No, this isn't because of our avocado on toast and Starbucks coffee, this is a result of Boomer politicians and living in the aftermath of a Great Recession.

The job market collapsed, the student loan debt increased, inflation occurred - without a pay rise to match. There was already a lack of prospect - but the pandemic has made this increasingly worse.

Now, we have to take job loss, economic insecurity, another looming recession, and total destruction of job markets on the chin? Why? Because we grew up with Playstations and Amazon accounts?

But a failing economy, endless wars, and terrorist attacks aren't the only problem young people face. The climate crisis is still up there.

Detract the blame all you want, the truth is this - the younger generations have been delivered a world that is suffocating in carbon pollution, with no prospects, and proven to be completely out of depth during a pandemic, as a result of "profit over people" policies.

We quite literally do not have the privilege to feel safe or hopeful. We've never had that privilege, unlike boomers.

Photo: Barry Dale Gilfry / Flikr

What does Covid-19 confirm?

It's very clear to see that Gen Z was ready to dismantle the status quo. The pandemic, while we wish it didn't, validates all our beliefs.

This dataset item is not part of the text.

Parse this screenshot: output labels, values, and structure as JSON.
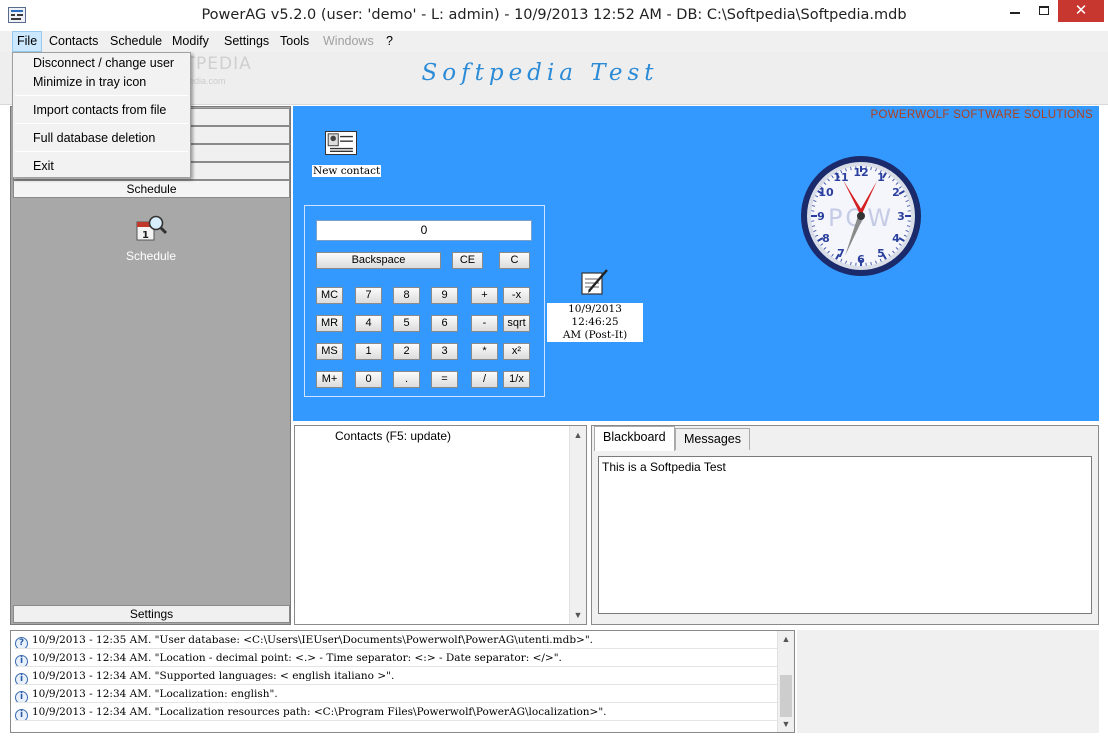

Every policy that was deemed impossible to perform, has now been implemented. Resources that we were told didn't exist, are now being brought to our attention.

The gaping disparities have been exposed, and the vested interests of our politicians, have been revealed.

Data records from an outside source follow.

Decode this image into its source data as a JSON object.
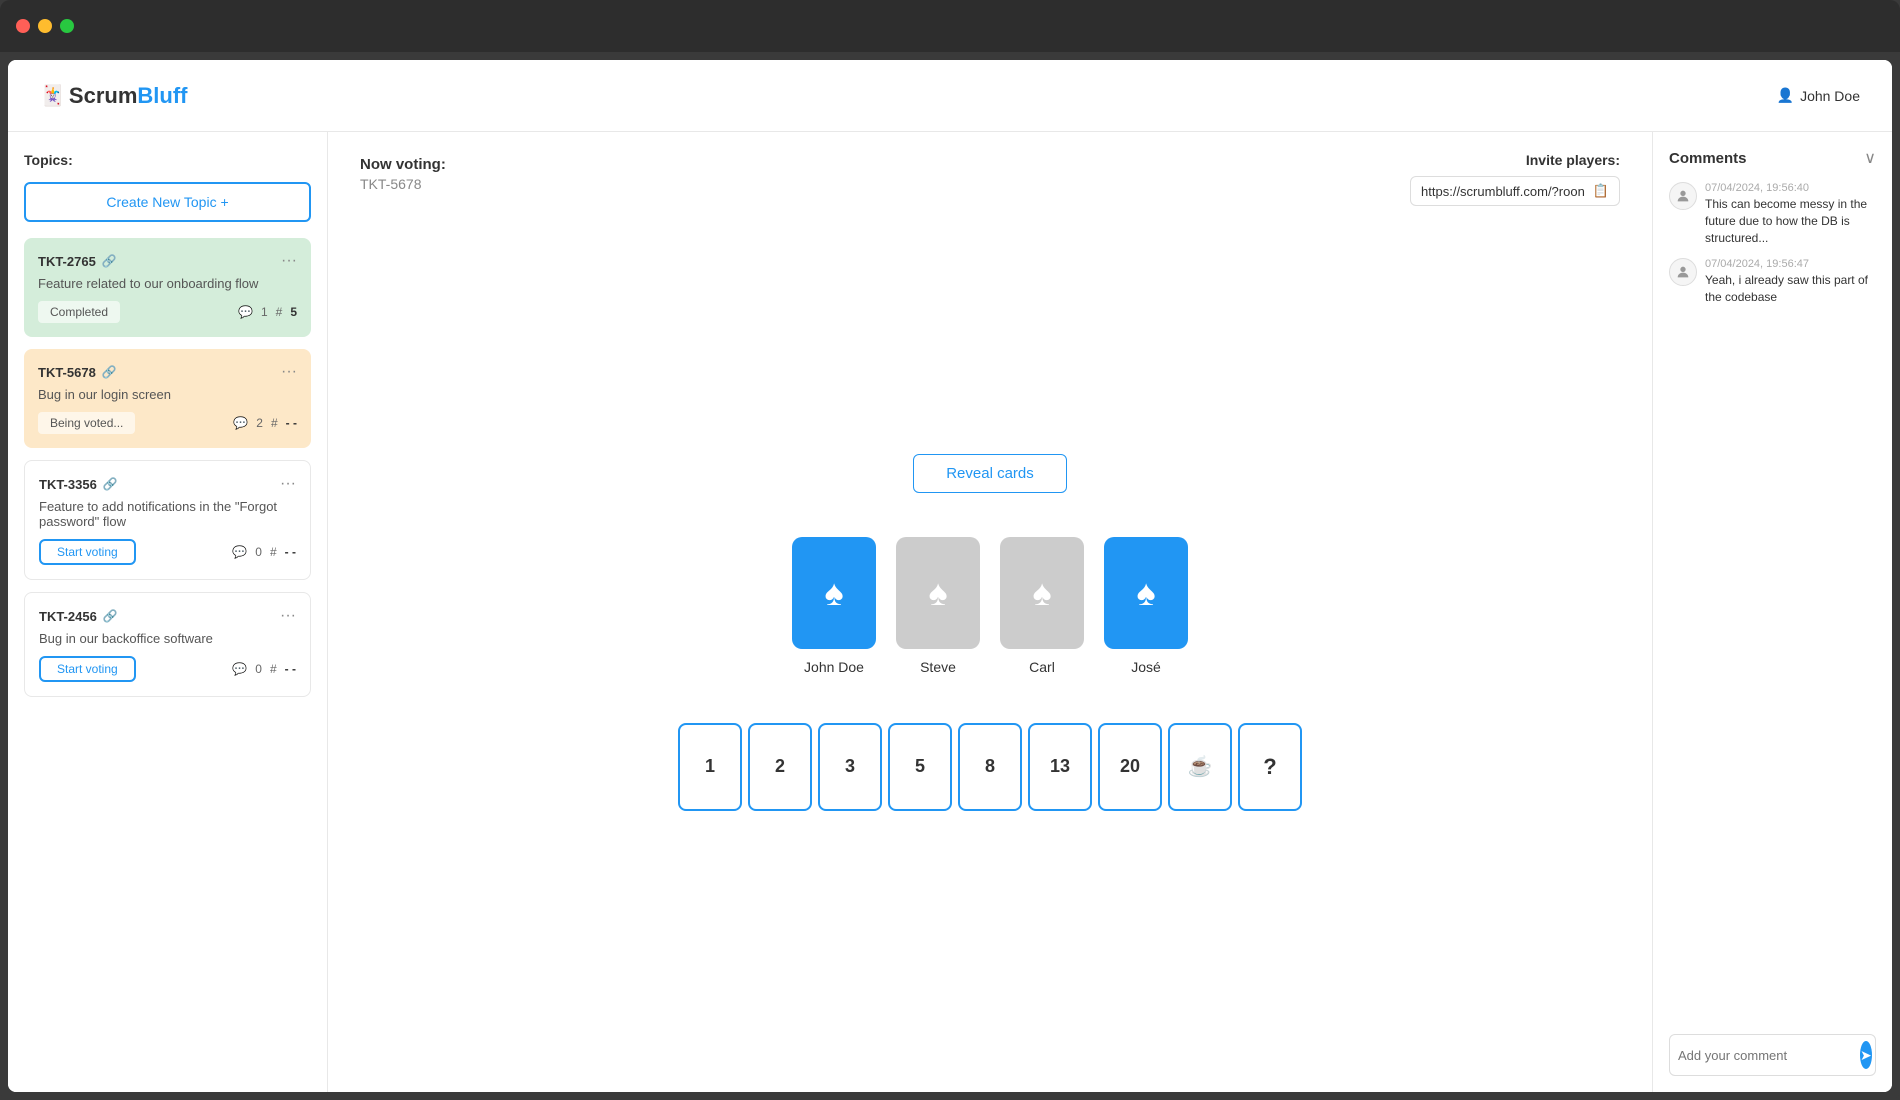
{
  "window": {
    "traffic_lights": [
      "red",
      "yellow",
      "green"
    ]
  },
  "header": {
    "logo_scrum": "Scrum",
    "logo_bluff": "Bluff",
    "logo_icon": "🃏",
    "user_icon": "👤",
    "user_name": "John Doe"
  },
  "sidebar": {
    "label": "Topics:",
    "create_btn": "Create New Topic +",
    "topics": [
      {
        "id": "TKT-2765",
        "desc": "Feature related to our onboarding flow",
        "status": "Completed",
        "comments": "1",
        "hash": "5",
        "color": "green"
      },
      {
        "id": "TKT-5678",
        "desc": "Bug in our login screen",
        "status": "Being voted...",
        "comments": "2",
        "hash": "-",
        "color": "orange"
      },
      {
        "id": "TKT-3356",
        "desc": "Feature to add notifications in the \"Forgot password\" flow",
        "status": "Start voting",
        "comments": "0",
        "hash": "-",
        "color": "white"
      },
      {
        "id": "TKT-2456",
        "desc": "Bug in our backoffice software",
        "status": "Start voting",
        "comments": "0",
        "hash": "-",
        "color": "white"
      }
    ]
  },
  "voting": {
    "now_voting_label": "Now voting:",
    "now_voting_id": "TKT-5678",
    "reveal_btn": "Reveal cards",
    "players": [
      {
        "name": "John Doe",
        "voted": true
      },
      {
        "name": "Steve",
        "voted": false
      },
      {
        "name": "Carl",
        "voted": false
      },
      {
        "name": "José",
        "voted": true
      }
    ],
    "cards": [
      "1",
      "2",
      "3",
      "5",
      "8",
      "13",
      "20",
      "☕",
      "?"
    ]
  },
  "invite": {
    "label": "Invite players:",
    "url": "https://scrumbluff.com/?roon",
    "copy_icon": "📋"
  },
  "comments": {
    "title": "Comments",
    "items": [
      {
        "time": "07/04/2024, 19:56:40",
        "text": "This can become messy in the future due to how the DB is structured..."
      },
      {
        "time": "07/04/2024, 19:56:47",
        "text": "Yeah, i already saw this part of the codebase"
      }
    ],
    "input_placeholder": "Add your comment"
  }
}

It was already clear that younger generations didn't have the same financial cushions as older generations, but now it has been proven.

Obviously, virtually nobody benefits from a pandemic - not the older generations, nor the younger. While older people's health gets hit, the younger generations are not economically insulated enough to deal with this.

Nobody will be receiving good news. But I personally cannot remember when I was ever delivered good news.

This pandemic, more than anything will only affirm young people's position on politics. Especially in terms of healthcare, universal income, benefits, and nationalisation.

By the way, it brings no left-wing supporters joy in being "proven right". Actually, it feels us with anger that a deadly pandemic was the only thing that shone a heavy light on the problems and inequalities.

Stop comparing COVID-19 to war

Lastly, let's look at the actual dialect - comparing corona to "war".

Not only is it just outright strange to suggest that young people "need a war", but it also ignores the fact that the majority of us don't have memories of ever not being in war with another country.

Other than that, a pandemic cannot and should not be interchangeable with conversations about war. I can't believe this has to be clarified.

There's a difference between warfare and the military, and a deadly virus. Ventilators cannot be compared to weapons, and nurses shouldn't be compared to wartime soldiers.

War and pestilence are objectively bad things, but they are not the same thing.

This war dialogue will undoubtedly stop people seeking mental health help, with a bigger emphasis on us "all being in this together" (not true), and strength being glorified.

It's actually totally normal to feel anxious, helpless, depressed, and terrified during these times. No, Winston Churchill quotes will not help this - in fact, we need to have a discussion about an overtly racist Churchill as a symbol of strength, at some point.

No, older generations are not responsible for this pandemic. P.S: neither are entire races of people, but that's a different conversation.

However, older generations wishing hardships on younger generations is not only inherently evil, but it fails to consider that our futures have already been destroyed by their actions.